L’encadrement nécessaire de l’annulation des crédits

La LOLF a encadré la régulation budgétaire et particulièrement les pratiques d’annulation de crédits. Il est prévu à l’article 14-I de la LOLF qu’afin de « prévenir une détérioration de l’équilibre budgétaire défini par la dernière loi de finances afférente à l’année concernée, un crédit peut être annulé par décret pris sur le rapport du ministre chargé des finances ». Il est également disposé qu’un crédit devenu sans objet peut être annulé par décret. L’encadrement politique reste mineur. En effet, les décrets d’annulation doivent être transmis pour information, et non pour avis, aux commissions des finances et aux commissions concernées des deux assemblées. Enfin, le montant cumulé des crédits annulés par ce moyen ne peut dépasser 1,5 % des crédits ouverts par les lois de finances afférentes à l’année en cours. Le décret du 25 avril 2025 a annulé près de 3,1 milliards d’euros de crédits. On se rappellera qu’en 2024, ce sont 10 milliards d’euros que le Gouvernement avait annulé par un décret du 21 février 2024. Il reste encore une marge d’annulation importante au Gouvernement et ce n’est sans doute pas le dernier décret d’annulation qui devrait intervenir au cours de l’exercice 2025 !

La régulation budgétaire heurte le cartésianisme juridique issu de la hiérarchie des normes

Le pouvoir exécutif peut donc, par voie réglementaire, modifier les autorisations de dépenses adoptées par le Parlement. Cette procédure d’annulation de crédits n’est pas une nouveauté de la LOLF. En effet, elle était déjà inscrite à l’article 13 dans l’Ordonnance du 2 janvier 1959 portant loi organique relative aux lois de finances. Cependant, elle était moins encadrée qu’à l’heure actuelle et faisait l’objet de critiques importantes, tant des parlementaires que de la Cour des comptes pour son usage peu encadré. L’existence de ce pouvoir particulier du Gouvernement tient aussi au fait qu’il n’est absolument pas obligé de dépenser les crédits inscrits en loi de finances. Dès lors, le Gouvernement peut s’abstenir de dépenser des crédits ouverts. Mais leur annulation va plus loin dans le sens où les crédits vont purement et simplement disparaitre. On peut, dès lors, se demander quelle est la portée de l’autorisation parlementaire si le Gouvernement peut à sa guise la modifier.
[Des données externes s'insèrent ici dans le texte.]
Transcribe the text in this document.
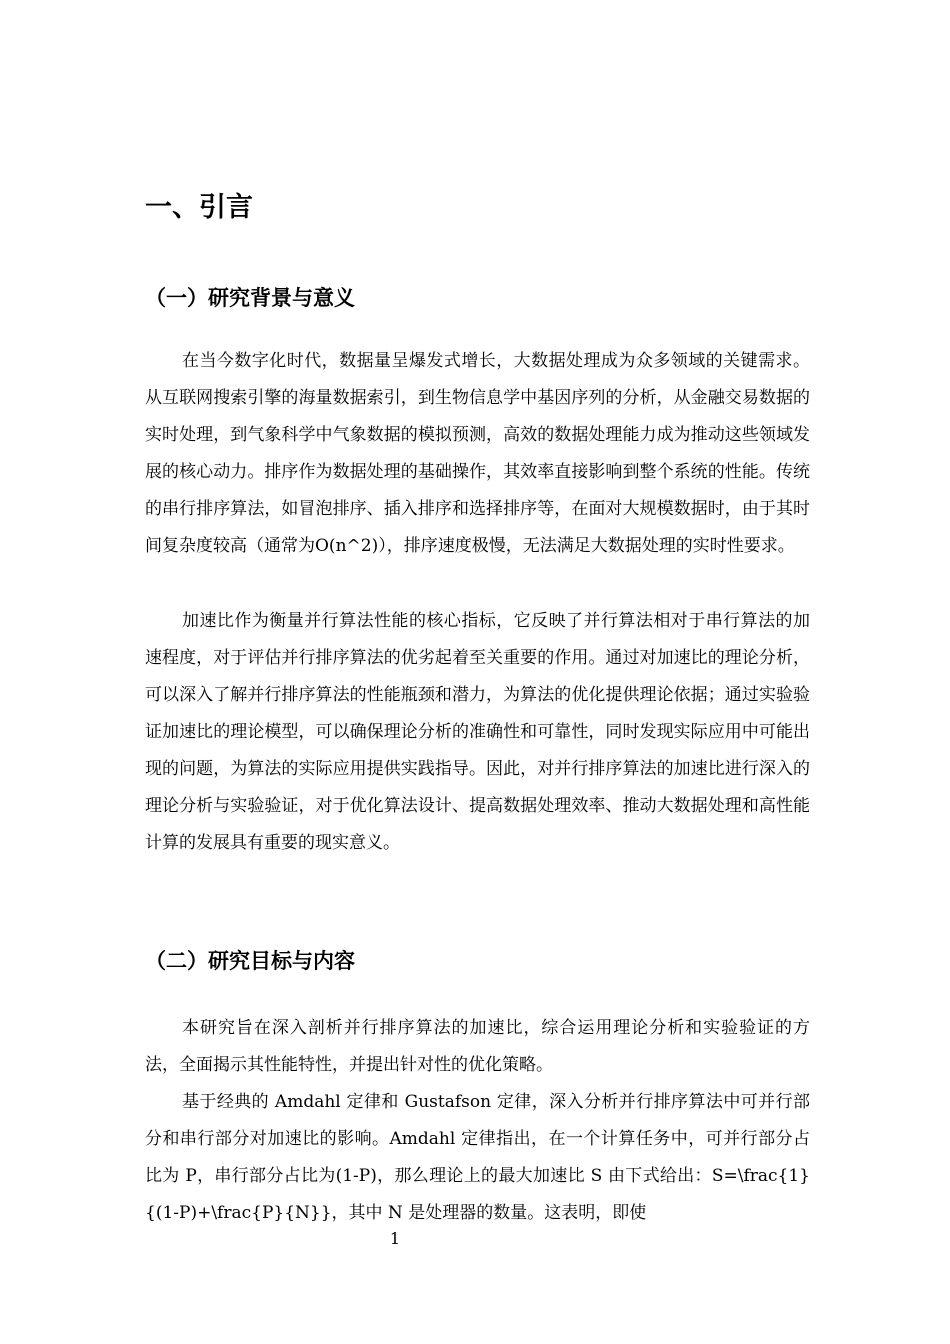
一、引言
（一）研究背景与意义

在当今数字化时代，数据量呈爆发式增长，大数据处理成为众多领域的关键需求。从互联网搜索引擎的海量数据索引，到生物信息学中基因序列的分析，从金融交易数据的实时处理，到气象科学中气象数据的模拟预测，高效的数据处理能力成为推动这些领域发展的核心动力。排序作为数据处理的基础操作，其效率直接影响到整个系统的性能。传统的串行排序算法，如冒泡排序、插入排序和选择排序等，在面对大规模数据时，由于其时间复杂度较高（通常为O(n^2)），排序速度极慢，无法满足大数据处理的实时性要求。

加速比作为衡量并行算法性能的核心指标，它反映了并行算法相对于串行算法的加速程度，对于评估并行排序算法的优劣起着至关重要的作用。通过对加速比的理论分析，可以深入了解并行排序算法的性能瓶颈和潜力，为算法的优化提供理论依据；通过实验验证加速比的理论模型，可以确保理论分析的准确性和可靠性，同时发现实际应用中可能出现的问题，为算法的实际应用提供实践指导。因此，对并行排序算法的加速比进行深入的理论分析与实验验证，对于优化算法设计、提高数据处理效率、推动大数据处理和高性能计算的发展具有重要的现实意义。

（二）研究目标与内容

本研究旨在深入剖析并行排序算法的加速比，综合运用理论分析和实验验证的方法，全面揭示其性能特性，并提出针对性的优化策略。

基于经典的 Amdahl 定律和 Gustafson 定律，深入分析并行排序算法中可并行部分和串行部分对加速比的影响。Amdahl 定律指出，在一个计算任务中，可并行部分占比为 P，串行部分占比为(1-P)，那么理论上的最大加速比 S 由下式给出：S=\frac{1}{(1-P)+\frac{P}{N}}，其中 N 是处理器的数量。这表明，即使

1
Un décret vient faire obstacle à l’application d’une loi (de finances). C’est évidemment un moyen bien plus rapide et efficient pour agir rapidement sans se trouver dans l’obligation de faire voter une loi de finances rectificative. Le risque politique reste mineur. Quant au risque juridique, il est tout autant réduit, comme l’a montré la décision du Conseil d’État du 29 janvier 2025 contre le décret d’annulation de crédits du 21 février 2024. Le juge y a refusé notamment « de contrôler le choix des pouvoirs publics du montant global des crédits devant être annulés ». La jurisprudence en la matière semble solidement établie et les annulations de crédit par réglementaire pourront se poursuivre à l’avenir.